Interestingly the pipes haven't travelled as well as the fiddle, and in places largely influenced by Scottish music such as Donegal, Cape Breton Island, and to a lesser extent Appalachia the fiddle is king.

Of course there are places in Scotland where fiddle has always been king such as the Shetland Islands and Aberdeenshire.

Ireland is a different story. For whatever reason there's traditionally been more instrumental diversity. What instruments have traditionally driven the music varies greatly from County to County.

Donegal has been dominated by fiddle. In Clare the uilleann pipes, flute, fiddle, and concertina have long been popular. Sligo as I recall has traditionally been about fiddle and flute.

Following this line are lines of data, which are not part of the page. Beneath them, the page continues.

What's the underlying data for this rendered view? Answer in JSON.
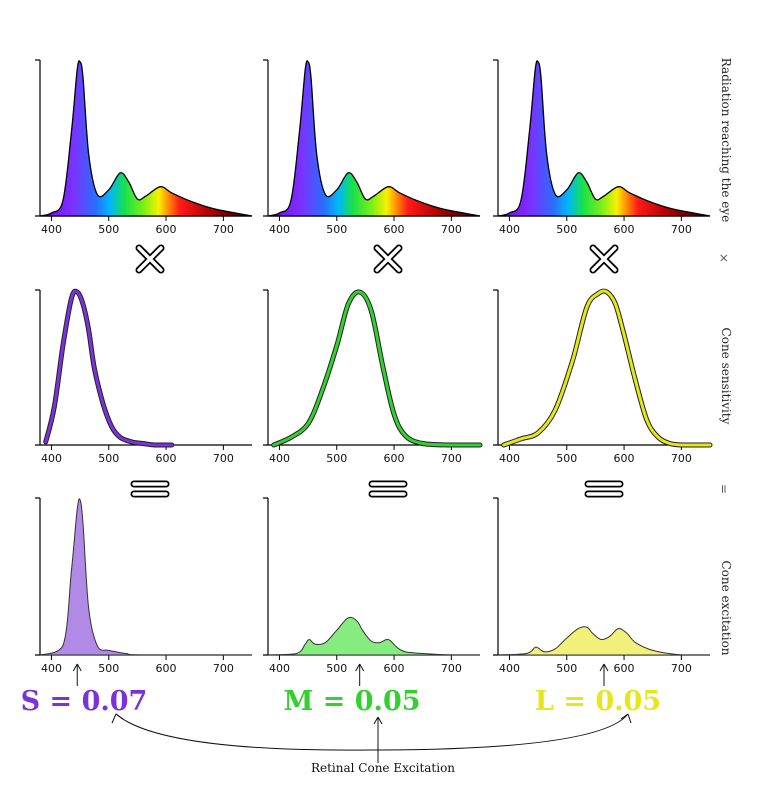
{
  "row_labels": {
    "radiation": "Radiation reaching the eye",
    "times": "×",
    "sensitivity": "Cone sensitivity",
    "equals": "=",
    "excitation": "Cone excitation"
  },
  "x_ticks": [
    "400",
    "500",
    "600",
    "700"
  ],
  "cones": [
    {
      "name": "S",
      "value_text": "S = 0.07",
      "value": 0.07,
      "color": "#7b32d8",
      "fill": "#b08ae6",
      "peak_nm": 445
    },
    {
      "name": "M",
      "value_text": "M = 0.05",
      "value": 0.05,
      "color": "#33d12e",
      "fill": "#86ec80",
      "peak_nm": 540
    },
    {
      "name": "L",
      "value_text": "L = 0.05",
      "value": 0.05,
      "color": "#e6e61a",
      "fill": "#f1f17a",
      "peak_nm": 565
    }
  ],
  "caption": "Retinal Cone Excitation",
  "chart_data": {
    "type": "area",
    "x_range": [
      380,
      750
    ],
    "radiation_spectrum": {
      "x": [
        380,
        400,
        420,
        435,
        445,
        450,
        455,
        465,
        480,
        500,
        520,
        535,
        550,
        565,
        590,
        610,
        640,
        680,
        720,
        750
      ],
      "y": [
        0.0,
        0.02,
        0.1,
        0.55,
        0.95,
        1.0,
        0.9,
        0.4,
        0.14,
        0.17,
        0.28,
        0.22,
        0.11,
        0.13,
        0.19,
        0.15,
        0.1,
        0.05,
        0.02,
        0.0
      ]
    },
    "cone_sensitivity": [
      {
        "name": "S",
        "x": [
          390,
          405,
          420,
          435,
          445,
          455,
          465,
          475,
          490,
          505,
          520,
          540,
          560,
          580,
          610
        ],
        "y": [
          0.02,
          0.25,
          0.65,
          0.96,
          1.0,
          0.92,
          0.75,
          0.5,
          0.27,
          0.12,
          0.05,
          0.02,
          0.01,
          0.0,
          0.0
        ]
      },
      {
        "name": "M",
        "x": [
          390,
          420,
          450,
          475,
          500,
          520,
          540,
          560,
          580,
          600,
          620,
          650,
          700,
          750
        ],
        "y": [
          0.0,
          0.05,
          0.14,
          0.36,
          0.65,
          0.92,
          1.0,
          0.88,
          0.52,
          0.2,
          0.06,
          0.01,
          0.0,
          0.0
        ]
      },
      {
        "name": "L",
        "x": [
          390,
          420,
          450,
          480,
          510,
          535,
          555,
          570,
          585,
          600,
          620,
          640,
          660,
          680,
          700,
          720,
          750
        ],
        "y": [
          0.0,
          0.04,
          0.08,
          0.23,
          0.55,
          0.9,
          0.99,
          1.0,
          0.92,
          0.72,
          0.42,
          0.16,
          0.05,
          0.01,
          0.0,
          0.0,
          0.0
        ]
      }
    ],
    "cone_excitation": [
      {
        "name": "S",
        "x": [
          380,
          420,
          435,
          445,
          450,
          455,
          465,
          480,
          500,
          530,
          560,
          750
        ],
        "y": [
          0.0,
          0.06,
          0.55,
          0.94,
          1.0,
          0.85,
          0.3,
          0.06,
          0.03,
          0.01,
          0.0,
          0.0
        ]
      },
      {
        "name": "M",
        "x": [
          380,
          430,
          445,
          452,
          462,
          480,
          500,
          520,
          535,
          545,
          560,
          575,
          590,
          605,
          620,
          650,
          700,
          750
        ],
        "y": [
          0.0,
          0.01,
          0.07,
          0.1,
          0.07,
          0.08,
          0.16,
          0.24,
          0.22,
          0.16,
          0.09,
          0.08,
          0.1,
          0.05,
          0.02,
          0.01,
          0.0,
          0.0
        ]
      },
      {
        "name": "L",
        "x": [
          380,
          430,
          445,
          452,
          462,
          480,
          500,
          520,
          535,
          545,
          560,
          575,
          590,
          605,
          620,
          650,
          700,
          750
        ],
        "y": [
          0.0,
          0.01,
          0.05,
          0.04,
          0.02,
          0.04,
          0.11,
          0.17,
          0.18,
          0.14,
          0.1,
          0.12,
          0.17,
          0.14,
          0.08,
          0.03,
          0.0,
          0.0
        ]
      }
    ]
  }
}
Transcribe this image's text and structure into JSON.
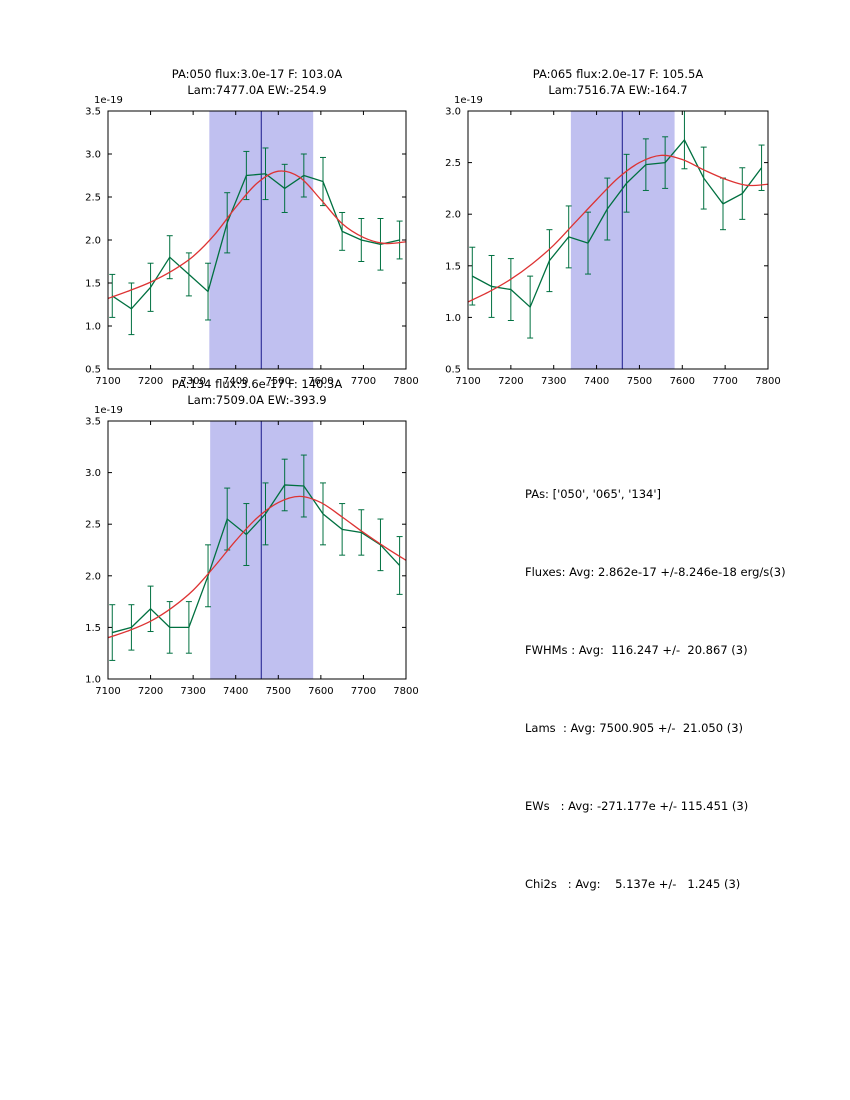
{
  "colors": {
    "data_series": "#007040",
    "fit_curve": "#dd3333",
    "band": "rgba(90,90,215,0.38)",
    "vline": "#1a1a8c",
    "axis": "#000000"
  },
  "chart_data": [
    {
      "type": "line",
      "title_line1": "PA:050 flux:3.0e-17 F: 103.0A",
      "title_line2": "Lam:7477.0A EW:-254.9",
      "offset_label": "1e-19",
      "xlim": [
        7100,
        7800
      ],
      "ylim": [
        0.5,
        3.5
      ],
      "xticks": [
        7100,
        7200,
        7300,
        7400,
        7500,
        7600,
        7700,
        7800
      ],
      "yticks": [
        0.5,
        1.0,
        1.5,
        2.0,
        2.5,
        3.0,
        3.5
      ],
      "band": [
        7338,
        7582
      ],
      "vline": 7460,
      "grid": false,
      "series": [
        {
          "name": "spectrum-with-errorbars",
          "x": [
            7110,
            7155,
            7200,
            7245,
            7290,
            7335,
            7380,
            7425,
            7470,
            7515,
            7560,
            7605,
            7650,
            7695,
            7740,
            7785
          ],
          "y": [
            1.35,
            1.2,
            1.45,
            1.8,
            1.6,
            1.4,
            2.2,
            2.75,
            2.77,
            2.6,
            2.75,
            2.68,
            2.1,
            2.0,
            1.95,
            2.0
          ],
          "yerr": [
            0.25,
            0.3,
            0.28,
            0.25,
            0.25,
            0.33,
            0.35,
            0.28,
            0.3,
            0.28,
            0.25,
            0.28,
            0.22,
            0.25,
            0.3,
            0.22
          ]
        },
        {
          "name": "gaussian-fit",
          "x": [
            7100,
            7150,
            7200,
            7250,
            7300,
            7350,
            7400,
            7450,
            7500,
            7550,
            7600,
            7650,
            7700,
            7750,
            7800
          ],
          "y": [
            1.32,
            1.41,
            1.51,
            1.64,
            1.81,
            2.06,
            2.38,
            2.66,
            2.8,
            2.73,
            2.47,
            2.19,
            2.03,
            1.96,
            1.98
          ]
        }
      ]
    },
    {
      "type": "line",
      "title_line1": "PA:065 flux:2.0e-17 F: 105.5A",
      "title_line2": "Lam:7516.7A EW:-164.7",
      "offset_label": "1e-19",
      "xlim": [
        7100,
        7800
      ],
      "ylim": [
        0.5,
        3.0
      ],
      "xticks": [
        7100,
        7200,
        7300,
        7400,
        7500,
        7600,
        7700,
        7800
      ],
      "yticks": [
        0.5,
        1.0,
        1.5,
        2.0,
        2.5,
        3.0
      ],
      "band": [
        7340,
        7582
      ],
      "vline": 7460,
      "grid": false,
      "series": [
        {
          "name": "spectrum-with-errorbars",
          "x": [
            7110,
            7155,
            7200,
            7245,
            7290,
            7335,
            7380,
            7425,
            7470,
            7515,
            7560,
            7605,
            7650,
            7695,
            7740,
            7785
          ],
          "y": [
            1.4,
            1.3,
            1.27,
            1.1,
            1.55,
            1.78,
            1.72,
            2.05,
            2.3,
            2.48,
            2.5,
            2.72,
            2.35,
            2.1,
            2.2,
            2.45
          ],
          "yerr": [
            0.28,
            0.3,
            0.3,
            0.3,
            0.3,
            0.3,
            0.3,
            0.3,
            0.28,
            0.25,
            0.25,
            0.28,
            0.3,
            0.25,
            0.25,
            0.22
          ]
        },
        {
          "name": "gaussian-fit",
          "x": [
            7100,
            7150,
            7200,
            7250,
            7300,
            7350,
            7400,
            7450,
            7500,
            7550,
            7600,
            7650,
            7700,
            7750,
            7800
          ],
          "y": [
            1.15,
            1.25,
            1.37,
            1.52,
            1.7,
            1.92,
            2.14,
            2.35,
            2.5,
            2.57,
            2.53,
            2.43,
            2.34,
            2.28,
            2.29
          ]
        }
      ]
    },
    {
      "type": "line",
      "title_line1": "PA:134 flux:3.6e-17 F: 140.3A",
      "title_line2": "Lam:7509.0A EW:-393.9",
      "offset_label": "1e-19",
      "xlim": [
        7100,
        7800
      ],
      "ylim": [
        1.0,
        3.5
      ],
      "xticks": [
        7100,
        7200,
        7300,
        7400,
        7500,
        7600,
        7700,
        7800
      ],
      "yticks": [
        1.0,
        1.5,
        2.0,
        2.5,
        3.0,
        3.5
      ],
      "band": [
        7340,
        7582
      ],
      "vline": 7460,
      "grid": false,
      "series": [
        {
          "name": "spectrum-with-errorbars",
          "x": [
            7110,
            7155,
            7200,
            7245,
            7290,
            7335,
            7380,
            7425,
            7470,
            7515,
            7560,
            7605,
            7650,
            7695,
            7740,
            7785
          ],
          "y": [
            1.45,
            1.5,
            1.68,
            1.5,
            1.5,
            2.0,
            2.55,
            2.4,
            2.6,
            2.88,
            2.87,
            2.6,
            2.45,
            2.42,
            2.3,
            2.1
          ],
          "yerr": [
            0.27,
            0.22,
            0.22,
            0.25,
            0.25,
            0.3,
            0.3,
            0.3,
            0.3,
            0.25,
            0.3,
            0.3,
            0.25,
            0.22,
            0.25,
            0.28
          ]
        },
        {
          "name": "gaussian-fit",
          "x": [
            7100,
            7150,
            7200,
            7250,
            7300,
            7350,
            7400,
            7450,
            7500,
            7550,
            7600,
            7650,
            7700,
            7750,
            7800
          ],
          "y": [
            1.4,
            1.47,
            1.56,
            1.69,
            1.86,
            2.09,
            2.34,
            2.56,
            2.71,
            2.77,
            2.71,
            2.57,
            2.42,
            2.28,
            2.15
          ]
        }
      ]
    }
  ],
  "summary": {
    "lines": [
      "PAs: ['050', '065', '134']",
      "Fluxes: Avg: 2.862e-17 +/-8.246e-18 erg/s(3)",
      "FWHMs : Avg:  116.247 +/-  20.867 (3)",
      "Lams  : Avg: 7500.905 +/-  21.050 (3)",
      "EWs   : Avg: -271.177e +/- 115.451 (3)",
      "Chi2s   : Avg:    5.137e +/-   1.245 (3)"
    ]
  }
}
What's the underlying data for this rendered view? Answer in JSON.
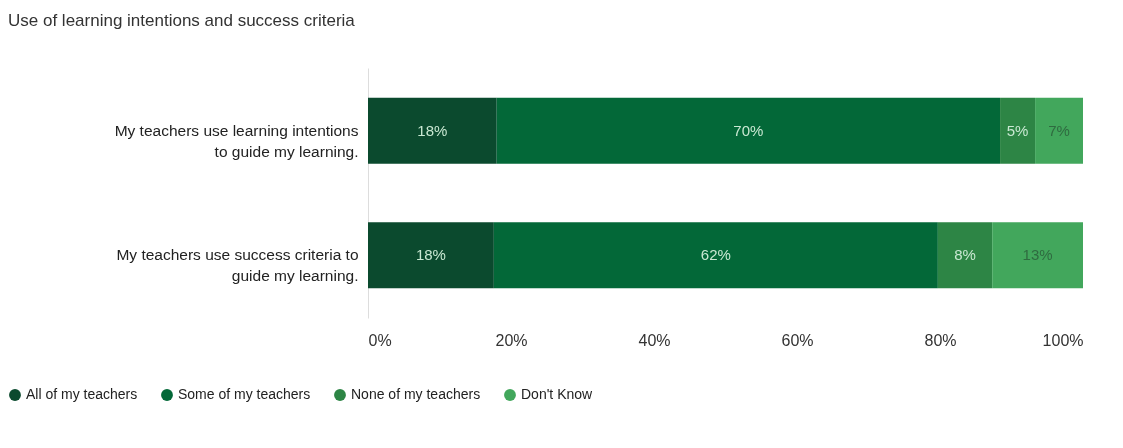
{
  "chart_data": {
    "type": "bar",
    "orientation": "horizontal",
    "stacked": true,
    "title": "Use of learning intentions and success criteria",
    "categories": [
      "My teachers use learning intentions to guide my learning.",
      "My teachers use success criteria to guide my learning."
    ],
    "series": [
      {
        "name": "All of my teachers",
        "color": "#0b4a2e",
        "values": [
          18,
          17.6
        ],
        "value_labels": [
          "18%",
          "18%"
        ]
      },
      {
        "name": "Some of my teachers",
        "color": "#036838",
        "values": [
          70.4,
          62.1
        ],
        "value_labels": [
          "70%",
          "62%"
        ]
      },
      {
        "name": "None of my teachers",
        "color": "#2d8545",
        "values": [
          4.9,
          7.6
        ],
        "value_labels": [
          "5%",
          "8%"
        ]
      },
      {
        "name": "Don't Know",
        "color": "#42a75c",
        "values": [
          6.7,
          12.7
        ],
        "value_labels": [
          "7%",
          "13%"
        ]
      }
    ],
    "xlim": [
      0,
      100
    ],
    "xticks": [
      {
        "value": 0,
        "label": "0%"
      },
      {
        "value": 20,
        "label": "20%"
      },
      {
        "value": 40,
        "label": "40%"
      },
      {
        "value": 60,
        "label": "60%"
      },
      {
        "value": 80,
        "label": "80%"
      },
      {
        "value": 100,
        "label": "100%"
      }
    ],
    "grid": false,
    "legend": "bottom left"
  }
}
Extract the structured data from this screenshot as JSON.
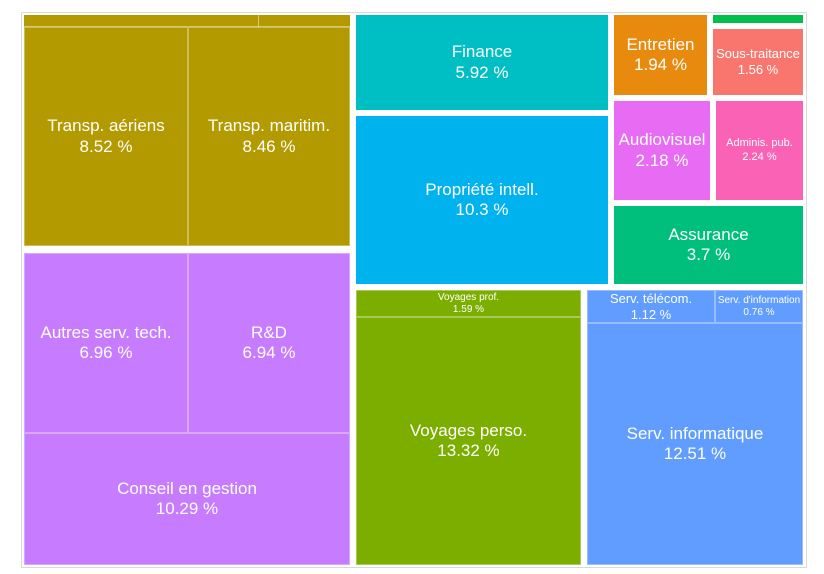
{
  "chart_data": {
    "type": "treemap",
    "title": "",
    "colors": {
      "transport": "#b39a00",
      "tech": "#c77cff",
      "finance": "#00bfc4",
      "ip": "#00b2ee",
      "maintenance": "#e88a0e",
      "green_strip": "#00c04a",
      "subcontracting": "#f8766d",
      "audiovisual": "#e76bf3",
      "public_admin": "#fa62b6",
      "insurance": "#00bf7d",
      "travel": "#7cae00",
      "it": "#619cff"
    },
    "groups": [
      {
        "key": "transport",
        "items": [
          {
            "label": "Transp. aériens",
            "value": "8.52 %"
          },
          {
            "label": "Transp. maritim.",
            "value": "8.46 %"
          }
        ]
      },
      {
        "key": "tech",
        "items": [
          {
            "label": "Autres serv. tech.",
            "value": "6.96 %"
          },
          {
            "label": "R&D",
            "value": "6.94 %"
          },
          {
            "label": "Conseil en gestion",
            "value": "10.29 %"
          }
        ]
      },
      {
        "key": "finance",
        "items": [
          {
            "label": "Finance",
            "value": "5.92 %"
          }
        ]
      },
      {
        "key": "ip",
        "items": [
          {
            "label": "Propriété intell.",
            "value": "10.3 %"
          }
        ]
      },
      {
        "key": "maintenance",
        "items": [
          {
            "label": "Entretien",
            "value": "1.94 %"
          }
        ]
      },
      {
        "key": "subcontracting",
        "items": [
          {
            "label": "Sous-traitance",
            "value": "1.56 %"
          }
        ]
      },
      {
        "key": "audiovisual",
        "items": [
          {
            "label": "Audiovisuel",
            "value": "2.18 %"
          }
        ]
      },
      {
        "key": "public_admin",
        "items": [
          {
            "label": "Adminis. pub.",
            "value": "2.24 %"
          }
        ]
      },
      {
        "key": "insurance",
        "items": [
          {
            "label": "Assurance",
            "value": "3.7 %"
          }
        ]
      },
      {
        "key": "travel",
        "items": [
          {
            "label": "Voyages prof.",
            "value": "1.59 %"
          },
          {
            "label": "Voyages perso.",
            "value": "13.32 %"
          }
        ]
      },
      {
        "key": "it",
        "items": [
          {
            "label": "Serv. télécom.",
            "value": "1.12 %"
          },
          {
            "label": "Serv. d'information",
            "value": "0.76 %"
          },
          {
            "label": "Serv. informatique",
            "value": "12.51 %"
          }
        ]
      }
    ]
  }
}
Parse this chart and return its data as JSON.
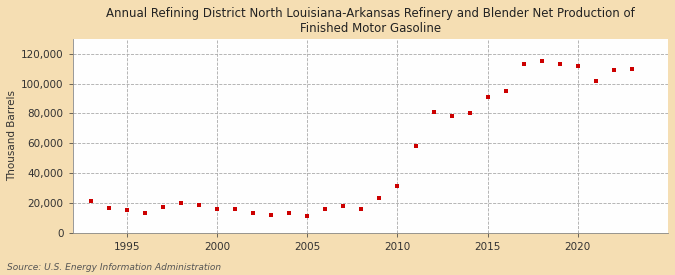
{
  "title_line1": "Annual Refining District North Louisiana-Arkansas Refinery and Blender Net Production of",
  "title_line2": "Finished Motor Gasoline",
  "ylabel": "Thousand Barrels",
  "source": "Source: U.S. Energy Information Administration",
  "outer_bg": "#f5deb3",
  "plot_bg": "#fefefe",
  "years": [
    1993,
    1994,
    1995,
    1996,
    1997,
    1998,
    1999,
    2000,
    2001,
    2002,
    2003,
    2004,
    2005,
    2006,
    2007,
    2008,
    2009,
    2010,
    2011,
    2012,
    2013,
    2014,
    2015,
    2016,
    2017,
    2018,
    2019,
    2020,
    2021,
    2022,
    2023
  ],
  "values": [
    21000,
    16500,
    15000,
    13000,
    17000,
    20000,
    18500,
    16000,
    15500,
    13000,
    12000,
    13000,
    11000,
    16000,
    17500,
    16000,
    23000,
    31000,
    58000,
    81000,
    78000,
    80500,
    91000,
    95000,
    113000,
    115000,
    113000,
    112000,
    101500,
    109000,
    110000
  ],
  "marker_color": "#cc0000",
  "marker_size": 5,
  "ylim": [
    0,
    130000
  ],
  "yticks": [
    0,
    20000,
    40000,
    60000,
    80000,
    100000,
    120000
  ],
  "xlim": [
    1992,
    2025
  ],
  "xticks": [
    1995,
    2000,
    2005,
    2010,
    2015,
    2020
  ],
  "grid_color": "#aaaaaa",
  "title_fontsize": 8.5,
  "ylabel_fontsize": 7.5,
  "tick_fontsize": 7.5,
  "source_fontsize": 6.5
}
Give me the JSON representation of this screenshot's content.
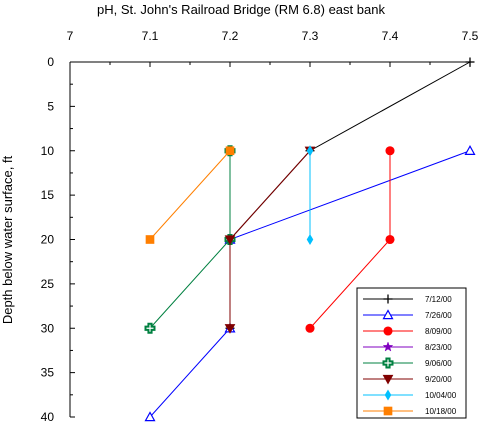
{
  "chart_data": {
    "type": "line",
    "title": "pH, St. John's Railroad Bridge (RM 6.8) east bank",
    "xlabel": "",
    "ylabel": "Depth below water surface, ft",
    "xlim": [
      7,
      7.5
    ],
    "ylim": [
      0,
      40
    ],
    "y_inverted": true,
    "x_axis_position": "top",
    "x_ticks": [
      "7",
      "7.1",
      "7.2",
      "7.3",
      "7.4",
      "7.5"
    ],
    "y_ticks": [
      "0",
      "5",
      "10",
      "15",
      "20",
      "25",
      "30",
      "35",
      "40"
    ],
    "grid": false,
    "legend_position": "bottom-right",
    "series": [
      {
        "name": "7/12/00",
        "color": "#000000",
        "marker": "plus",
        "points": [
          [
            7.5,
            0
          ],
          [
            7.3,
            10
          ],
          [
            7.2,
            20
          ],
          [
            7.2,
            30
          ]
        ]
      },
      {
        "name": "7/26/00",
        "color": "#0000ff",
        "marker": "triangle-open",
        "points": [
          [
            7.5,
            10
          ],
          [
            7.2,
            20
          ],
          [
            7.2,
            30
          ],
          [
            7.1,
            40
          ]
        ]
      },
      {
        "name": "8/09/00",
        "color": "#ff0000",
        "marker": "circle",
        "points": [
          [
            7.4,
            10
          ],
          [
            7.4,
            20
          ],
          [
            7.3,
            30
          ]
        ]
      },
      {
        "name": "8/23/00",
        "color": "#8000c0",
        "marker": "star",
        "points": [
          [
            7.2,
            20
          ]
        ]
      },
      {
        "name": "9/06/00",
        "color": "#008040",
        "marker": "cross-open",
        "points": [
          [
            7.2,
            10
          ],
          [
            7.2,
            20
          ],
          [
            7.1,
            30
          ]
        ]
      },
      {
        "name": "9/20/00",
        "color": "#800000",
        "marker": "triangle-down",
        "points": [
          [
            7.3,
            10
          ],
          [
            7.2,
            20
          ],
          [
            7.2,
            30
          ]
        ]
      },
      {
        "name": "10/04/00",
        "color": "#00c0ff",
        "marker": "diamond",
        "points": [
          [
            7.3,
            10
          ],
          [
            7.3,
            20
          ]
        ]
      },
      {
        "name": "10/18/00",
        "color": "#ff7f00",
        "marker": "square",
        "points": [
          [
            7.2,
            10
          ],
          [
            7.1,
            20
          ]
        ]
      }
    ]
  }
}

I'm talking in generalities. I'm sure exceptions can be found for each and every thing I've said. And recently there's been tremendous cross-fertilisation because anyone anywhere can watch a Youtube video by anyone from anywhere.

There quite possibly have always been Scottish fluteplayers. Perhaps somebody has done a Doctoral Thesis on them. But my impression is that Scottish fluteplaying has long been a tiny minority thing. If there's an old traditional Scottish stream of fluteplaying I've not heard about it.

There was a Scottish band in the 1980s called The Whistlebinkies who had a fluteplayer, but he sounded to me like a "classical" fluteplayer. A few Scottish trad/pop bands in the 1980s and 1990s had a thing where one of the musicians whose primary instrument was accordion or Highland pipes or whatever had later picked up flute. The guys I heard were playing in a mainstream Irish trad style.
Richard,
Thank you so much for this thorough and in depth response (and links in the following posts!). Admittedly, considering how widespread the fiddle seems to be compared to the flute in several musical genres, I'm growing to love, a part of me wishes I hadn't switched from violin to flute at a young age.
Perhaps the pipes have travelled less easily than the fiddle due to the large amount of reeds required for the instrument? I had a friend who wanted to get into piping with an old one his family had, but his largest barrier was the price of the reeds (of course this is in a different time period and region, and I've never been a player of a single, or double, reeded instrument myself so I only know secondhand knowledge of prices).
I'll definitely check out the links, and continue to do some of my own research. This is a really wonderful jumping off point you've provided for that research.